If you have been in an accident, one of the first questions your lawyer will work to prove is who is at fault for the accident occurrence. This is particularly important in states like Colorado because it is considered to be an “At-Fault State.” This will have major ramifications for how a case is run and for where your compensation comes from as a victim.
What is a No-Fault State? What is an At-Fault State?
When an accident occurs, compensation and where it comes from will be determined by fault.
In a No-fault state, a victim will file a claim for compensation with their own insurance company, regardless of who is at fault for the injuries. There are only a few exceptions to this – such as particularly severe accidents or accidents where a death occurs. Wrongful death cases of this nature may even be eligible for criminal charges.
In an At-fault state, the victim will file their claim, and the at-fault party’s insurance will be responsible for paying it. In these cases, it doesn’t matter how severe your injuries are. Your injury lawyer will help you determine how much compensation to file for in these situations.
What Does Colorado Law Say About Fault in an Accident?
Colorado is considered to be an “At-Fault State;” this means that when a victim is injured, they will file a report with the at-fault party’s insurance.
If you are involved in an accident in Colorado, it is highly recommended that you retain a lawyer before speaking with an insurance adjuster – both from an at-fault party’s insurance company and your own. Remember, saying things that may inadvertently indicate fault could affect your claim as well as your insurance rate.
What Insurance Do I Have to Have in an At-Fault State?
In an At-Fault state like Colorado, making sure you have adequate insurance to protect both your physical and legal well-being is vital. Indeed, state law requires that you retain at least $25,000 dollars per person or $50,000 per accident in coverage as a driver. This may not seem like a lot, but severe injuries rack up costs quickly!

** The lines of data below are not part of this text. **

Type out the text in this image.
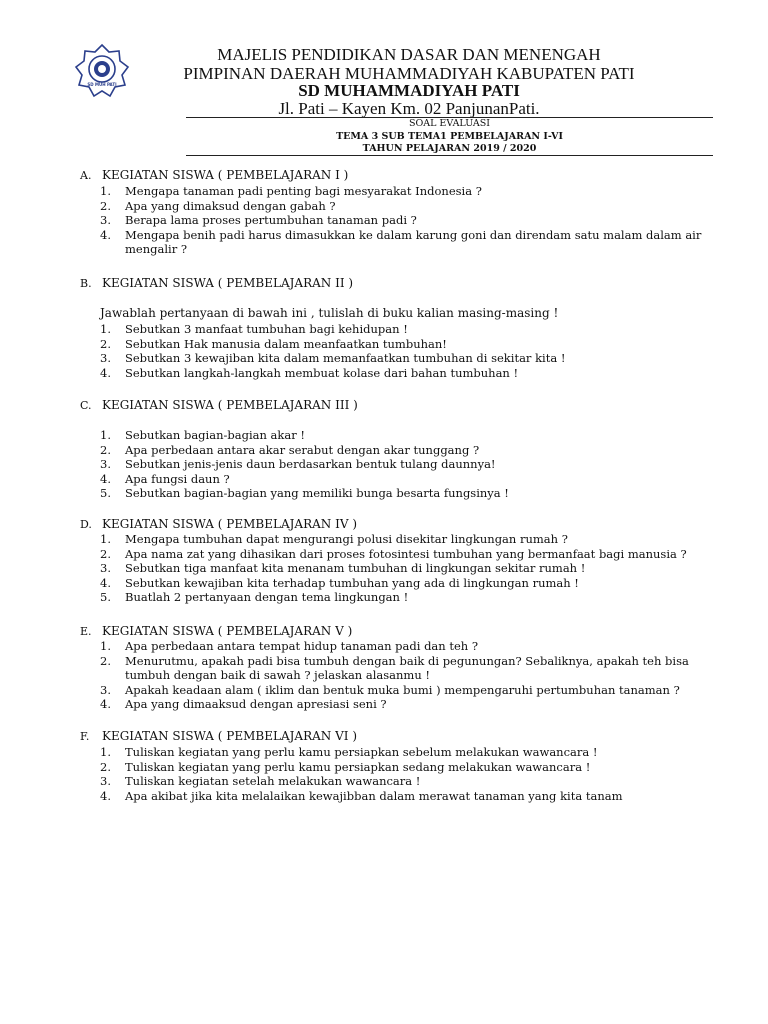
SD MUH PATI
MAJELIS PENDIDIKAN DASAR DAN MENENGAH
PIMPINAN DAERAH MUHAMMADIYAH KABUPATEN PATI
SD MUHAMMADIYAH PATI
Jl. Pati – Kayen Km. 02 PanjunanPati.
SOAL EVALUASI
TEMA 3 SUB TEMA1 PEMBELAJARAN I-VI
TAHUN PELAJARAN 2019 / 2020
A. KEGIATAN SISWA ( PEMBELAJARAN I )
1.	Mengapa tanaman padi penting bagi mesyarakat Indonesia ?
2.	Apa yang dimaksud dengan gabah ?
3.	Berapa lama proses pertumbuhan tanaman padi ?
4.	Mengapa benih padi harus dimasukkan ke dalam karung goni dan direndam satu malam dalam air mengalir ?
B. KEGIATAN SISWA ( PEMBELAJARAN II )
Jawablah pertanyaan di bawah ini , tulislah di buku kalian masing-masing !
1.	Sebutkan 3 manfaat tumbuhan bagi kehidupan !
2.	Sebutkan Hak manusia dalam meanfaatkan tumbuhan!
3.	Sebutkan 3 kewajiban kita dalam memanfaatkan tumbuhan di sekitar kita !
4.	Sebutkan langkah-langkah membuat kolase dari bahan tumbuhan !
C. KEGIATAN SISWA ( PEMBELAJARAN III )
1.	Sebutkan bagian-bagian akar !
2.	Apa perbedaan antara akar serabut dengan akar tunggang ?
3.	Sebutkan jenis-jenis daun berdasarkan bentuk tulang daunnya!
4.	Apa fungsi daun ?
5.	Sebutkan bagian-bagian yang memiliki bunga besarta fungsinya !
D. KEGIATAN SISWA ( PEMBELAJARAN IV )
1.	Mengapa tumbuhan dapat mengurangi polusi disekitar lingkungan rumah ?
2.	Apa nama zat yang dihasikan dari proses fotosintesi tumbuhan yang bermanfaat bagi manusia ?
3.	Sebutkan tiga manfaat kita menanam tumbuhan di lingkungan sekitar rumah !
4.	Sebutkan kewajiban kita terhadap tumbuhan yang ada di lingkungan rumah !
5.	Buatlah 2 pertanyaan dengan tema lingkungan !
E. KEGIATAN SISWA ( PEMBELAJARAN V )
1.	Apa perbedaan antara tempat hidup tanaman padi dan teh ?
2.	Menurutmu, apakah padi bisa tumbuh dengan baik di pegunungan? Sebaliknya, apakah teh bisa tumbuh dengan baik di sawah ? jelaskan alasanmu !
3.	Apakah keadaan alam ( iklim dan bentuk muka bumi ) mempengaruhi pertumbuhan tanaman ?
4.	Apa yang dimaaksud dengan apresiasi seni ?
F. KEGIATAN SISWA ( PEMBELAJARAN VI )
1.	Tuliskan kegiatan yang perlu kamu persiapkan sebelum melakukan wawancara !
2.	Tuliskan kegiatan yang perlu kamu persiapkan sedang melakukan wawancara !
3.	Tuliskan kegiatan setelah melakukan wawancara !
4.	Apa akibat jika kita melalaikan kewajibban dalam merawat tanaman yang kita tanam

Unfortunately, even with laws requiring that drivers have insurance in place, you cannot guarantee that every driver you meet on the road will be insured; this becomes especially problematic when you are involved in an accident where the at-fault driver doesn’t have adequate insurance. For this reason, many drivers in Colorado choose to have Uninsured / Under-insured Motorist (UIM) protection in addition to their legally required insurance.